Le visage meurtrier de la « poussée » d’Obama en Afghanistan

« La poussée a sérieusement commencé » a annoncé jeudi 17 décembre un porte-parole du Pentagone. Bien que seules quelques unités avancées d’un bataillon de Marines soient arrivées en Afghanistan, l’escalade de la mort et de la destruction qui accompagnera le déploiement supplémentaire de 30.000 soldats a déjà commencé. 

Une suite d’événements qui se sont produits ces derniers jours donne déjà une idée du caractère prolongé de la soi-disant poussée que le président américain Barack Obama a ordonné au début du mois de décembre.

Obama a dit le 1er décembre, dans son discours à l’académie militaire de West Point, qu’il appliquait « une stratégie fonctionnant des deux côtés de la frontière » entre le Pakistan de l’Afghanistan. Ce qui est déjà clair, c’est que cette stratégie comporte une intensification de la tuerie dans les deux pays et qu’elle a le potentiel de déclencher une crise bien plus importante dans cette région du monde.  

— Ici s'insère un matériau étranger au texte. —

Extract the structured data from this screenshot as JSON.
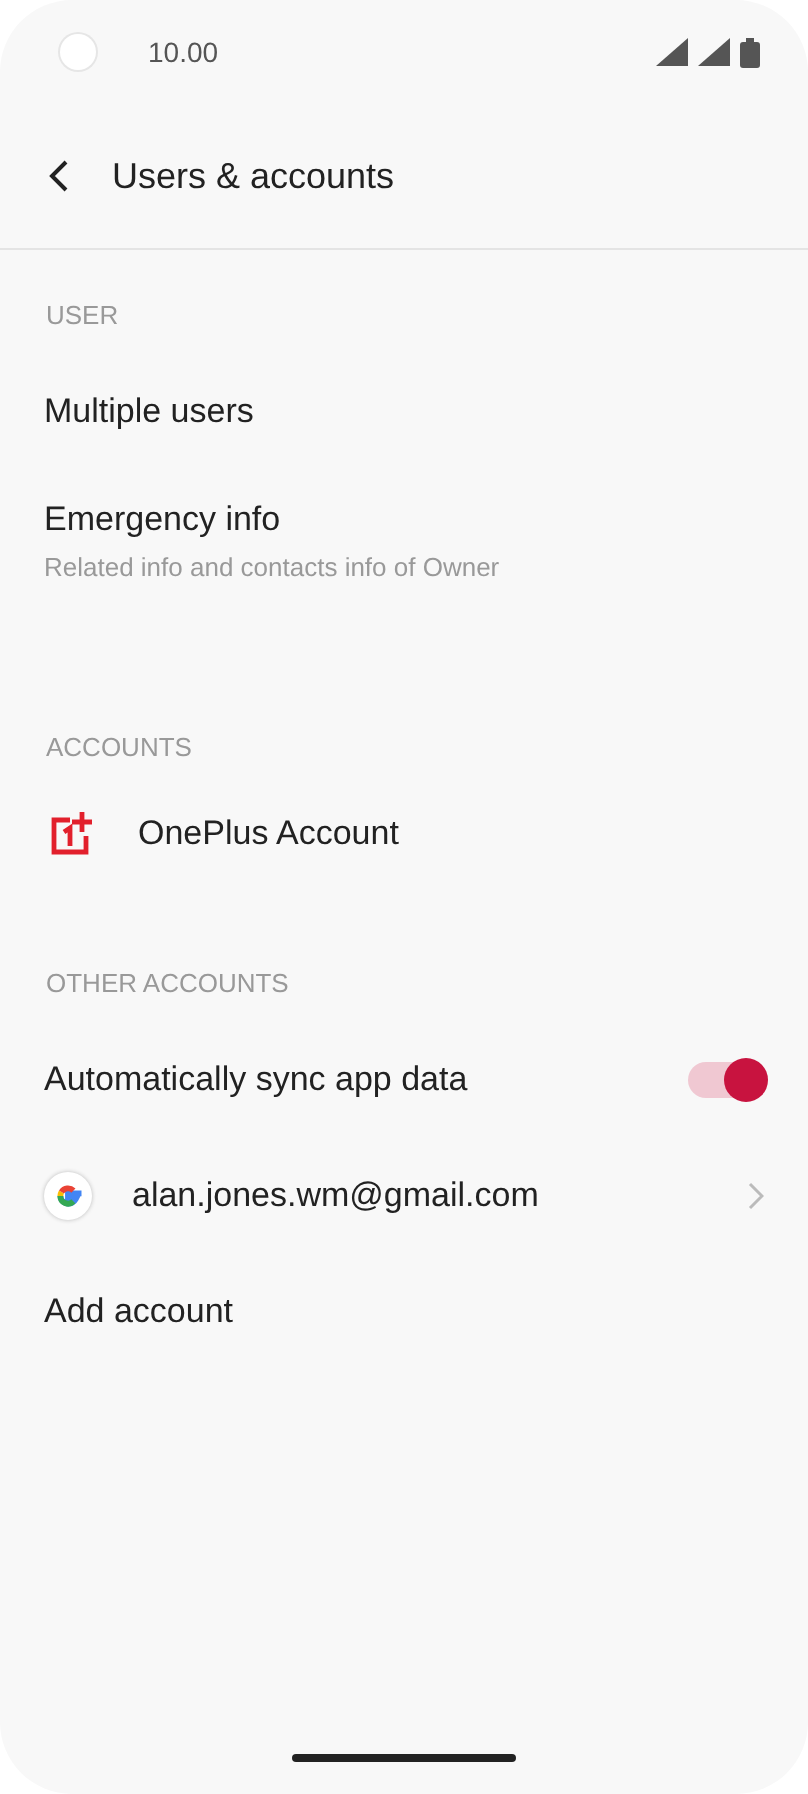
{
  "status_bar": {
    "time": "10.00"
  },
  "header": {
    "title": "Users & accounts"
  },
  "sections": [
    {
      "title": "USER",
      "items": [
        {
          "kind": "plain",
          "title": "Multiple users"
        },
        {
          "kind": "plain",
          "title": "Emergency info",
          "subtitle": "Related info and contacts info of Owner"
        }
      ]
    },
    {
      "title": "ACCOUNTS",
      "items": [
        {
          "kind": "oneplus",
          "title": "OnePlus Account"
        }
      ]
    },
    {
      "title": "OTHER ACCOUNTS",
      "items": [
        {
          "kind": "toggle",
          "title": "Automatically sync app data",
          "on": true
        },
        {
          "kind": "google",
          "title": "alan.jones.wm@gmail.com"
        },
        {
          "kind": "plain",
          "title": "Add account"
        }
      ]
    }
  ]
}
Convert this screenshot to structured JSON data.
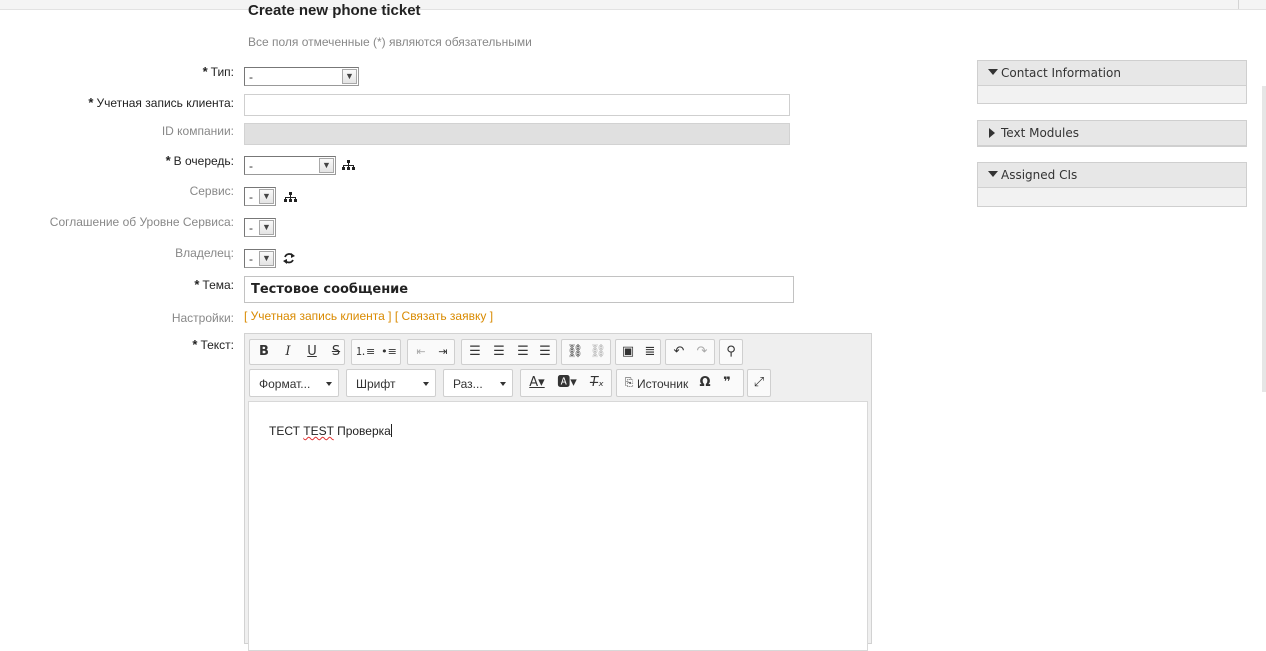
{
  "page": {
    "title": "Create new phone ticket",
    "required_hint": "Все поля отмеченные (*) являются обязательными"
  },
  "form": {
    "type": {
      "label": "Тип:",
      "value": "-"
    },
    "customer_user": {
      "label": "Учетная запись клиента:",
      "value": ""
    },
    "company_id": {
      "label": "ID компании:",
      "value": ""
    },
    "queue": {
      "label": "В очередь:",
      "value": "-"
    },
    "service": {
      "label": "Сервис:",
      "value": "-"
    },
    "sla": {
      "label": "Соглашение об Уровне Сервиса:",
      "value": "-"
    },
    "owner": {
      "label": "Владелец:",
      "value": "-"
    },
    "subject": {
      "label": "Тема:",
      "value": "Тестовое сообщение"
    },
    "options": {
      "label": "Настройки:",
      "link_customer": "[ Учетная запись клиента ]",
      "link_ticket": "[ Связать заявку ]"
    },
    "text": {
      "label": "Текст:"
    },
    "required_star": "*"
  },
  "editor": {
    "format_label": "Формат...",
    "font_label": "Шрифт",
    "size_label": "Раз...",
    "source_label": "Источник",
    "content_words": [
      "ТЕСТ",
      "TEST",
      "Проверка"
    ]
  },
  "sidebar": {
    "widgets": [
      {
        "title": "Contact Information",
        "expanded": true
      },
      {
        "title": "Text Modules",
        "expanded": false
      },
      {
        "title": "Assigned CIs",
        "expanded": true
      }
    ]
  },
  "icons": {
    "tree": "sitemap-icon",
    "refresh": "refresh-icon"
  },
  "colors": {
    "link": "#d98a00",
    "muted_label": "#888888",
    "spell_error": "#e03030"
  }
}
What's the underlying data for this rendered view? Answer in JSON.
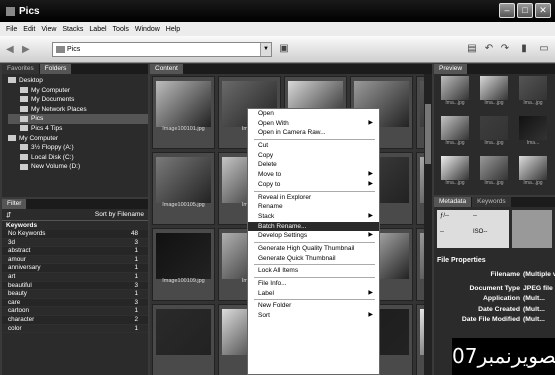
{
  "window": {
    "title": "Pics",
    "buttons": [
      "–",
      "□",
      "✕"
    ]
  },
  "menu": [
    "File",
    "Edit",
    "View",
    "Stacks",
    "Label",
    "Tools",
    "Window",
    "Help"
  ],
  "toolbar": {
    "path": "Pics"
  },
  "left": {
    "tabs": [
      "Favorites",
      "Folders"
    ],
    "tree": [
      "Desktop",
      "My Computer",
      "My Documents",
      "My Network Places",
      "Pics",
      "Pics 4 Tips",
      "My Computer",
      "3½ Floppy (A:)",
      "Local Disk (C:)",
      "New Volume (D:)"
    ],
    "filter_tab": "Filter",
    "sort": "Sort by Filename",
    "keywords_header": "Keywords",
    "keywords": [
      {
        "name": "No Keywords",
        "count": "48"
      },
      {
        "name": "3d",
        "count": "3"
      },
      {
        "name": "abstract",
        "count": "1"
      },
      {
        "name": "amour",
        "count": "1"
      },
      {
        "name": "anniversary",
        "count": "1"
      },
      {
        "name": "art",
        "count": "1"
      },
      {
        "name": "beautiful",
        "count": "3"
      },
      {
        "name": "beauty",
        "count": "1"
      },
      {
        "name": "care",
        "count": "3"
      },
      {
        "name": "cartoon",
        "count": "1"
      },
      {
        "name": "character",
        "count": "2"
      },
      {
        "name": "color",
        "count": "1"
      }
    ]
  },
  "content": {
    "tab": "Content",
    "captions": [
      "Image100101.jpg",
      "Image",
      "",
      "",
      "Image100104.jpg",
      "Image100105.jpg",
      "Image",
      "",
      "",
      "Image100108.jpg",
      "Image100109.jpg",
      "Image",
      "",
      "",
      "Image100112.jpg",
      "",
      "",
      "",
      "",
      ""
    ]
  },
  "context_menu": {
    "items": [
      {
        "label": "Open"
      },
      {
        "label": "Open With",
        "sub": "▶"
      },
      {
        "label": "Open in Camera Raw..."
      },
      {
        "sep": true
      },
      {
        "label": "Cut"
      },
      {
        "label": "Copy"
      },
      {
        "label": "Delete"
      },
      {
        "label": "Move to",
        "sub": "▶"
      },
      {
        "label": "Copy to",
        "sub": "▶"
      },
      {
        "sep": true
      },
      {
        "label": "Reveal in Explorer"
      },
      {
        "label": "Rename"
      },
      {
        "label": "Stack",
        "sub": "▶"
      },
      {
        "label": "Batch Rename...",
        "hl": true
      },
      {
        "label": "Develop Settings",
        "sub": "▶"
      },
      {
        "sep": true
      },
      {
        "label": "Generate High Quality Thumbnail"
      },
      {
        "label": "Generate Quick Thumbnail"
      },
      {
        "sep": true
      },
      {
        "label": "Lock All Items"
      },
      {
        "sep": true
      },
      {
        "label": "File Info..."
      },
      {
        "label": "Label",
        "sub": "▶"
      },
      {
        "sep": true
      },
      {
        "label": "New Folder"
      },
      {
        "label": "Sort",
        "sub": "▶"
      }
    ]
  },
  "right": {
    "preview_tab": "Preview",
    "preview_captions": [
      "Ima...jpg",
      "Ima...jpg",
      "Ima...jpg",
      "Ima...jpg",
      "Ima...jpg",
      "Ima...",
      "Ima...jpg",
      "Ima...jpg",
      "Ima...jpg"
    ],
    "meta_tabs": [
      "Metadata",
      "Keywords"
    ],
    "meta_grid": [
      "ƒ/--",
      "--",
      "--",
      "ISO--"
    ],
    "file_props": "File Properties",
    "props": [
      {
        "k": "Filename",
        "v": "(Multiple values)"
      },
      {
        "k": "Document Type",
        "v": "JPEG file"
      },
      {
        "k": "Application",
        "v": "(Mult..."
      },
      {
        "k": "Date Created",
        "v": "(Mult..."
      },
      {
        "k": "Date File Modified",
        "v": "(Mult..."
      }
    ]
  },
  "overlay": "تصویرنمبر07"
}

Les 17 et 18 décembre, des avions américains sans pilote effectuèrent des attaques parmi les plus violentes de toute une suite d’attaques au missile, qui par ailleurs se multiplient, contre des cibles pakistanaises le long de la frontière Afghane. Le 17 décembre, ce qui a été décrit comme une « flottille de drones » a pilonné un village du Nord-Waziristan, tuant dix-sept personnes. Selon des informations parues dans les médias, dix missiles Hellfire furent largués sur une zone d’habitation prétendument occupée par des « militants ». Deux autres missiles furent lancés sur une voiture, tuant trois personnes. Le 18 décembre, trois autres personnes qualifiées elles aussi de « militants » furent tuées dans une attaque séparée.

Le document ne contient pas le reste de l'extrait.